Trata-se de fazer com que os pacientes aprendam a conviver com seus sentimentos e a lidar melhor com eles.
Carbonell recomenda que os pacientes façam voos para praticar, de modo que não envolvam viagens a trabalho ou outras responsabilidades. Quando apresentarem sintomas, ele recomenda que mantenham um registro escrito.
“Eles estão fazendo uma contagem simples”, diz ele. “Estamos usando a contagem como uma forma de aceitação.”

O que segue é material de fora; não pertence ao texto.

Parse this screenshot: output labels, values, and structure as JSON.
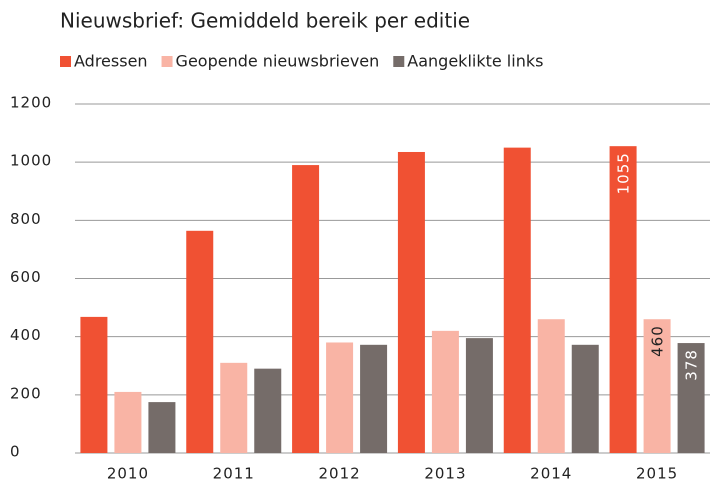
{
  "chart_data": {
    "type": "bar",
    "title": "Nieuwsbrief: Gemiddeld bereik per editie",
    "categories": [
      "2010",
      "2011",
      "2012",
      "2013",
      "2014",
      "2015"
    ],
    "series": [
      {
        "name": "Adressen",
        "color": "#f05133",
        "values": [
          468,
          764,
          990,
          1035,
          1050,
          1055
        ],
        "value_labels": [
          null,
          null,
          null,
          null,
          null,
          "1055"
        ]
      },
      {
        "name": "Geopende nieuwsbrieven",
        "color": "#f9b4a5",
        "values": [
          210,
          310,
          380,
          420,
          460,
          460
        ],
        "value_labels": [
          null,
          null,
          null,
          null,
          null,
          "460"
        ]
      },
      {
        "name": "Aangeklikte links",
        "color": "#756c69",
        "values": [
          175,
          290,
          372,
          395,
          372,
          378
        ],
        "value_labels": [
          null,
          null,
          null,
          null,
          null,
          "378"
        ]
      }
    ],
    "ylim": [
      0,
      1200
    ],
    "yticks": [
      0,
      200,
      400,
      600,
      800,
      1000,
      1200
    ],
    "grid": true
  }
}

Não há problema em pedir ajuda
Sara, que trabalhou por muitos anos como comissária de bordo da United Airlines, diz: “Já passei por situações em que eu simplesmente sentava no corredor e segurava a mão de alguém”.
Em um voo da Frontier Airlines no ano passado, de Detroit para San Diego, Adelynn tentou técnicas de respiração e outras estratégias para lidar com a situação, mas elas não impediram seu ataque de pânico. O passageiro que estava ao seu lado percebeu que ela estava cada vez mais ansiosa e chamou uma comissária de bordo.
A comissária respirou fundo com Adelynn e a ajudou a superar a crise, além de anotar o número de telefone dela e entrar em contato no dia seguinte e saber como ela estava. “Fiquei realmente impressionada”, lembra.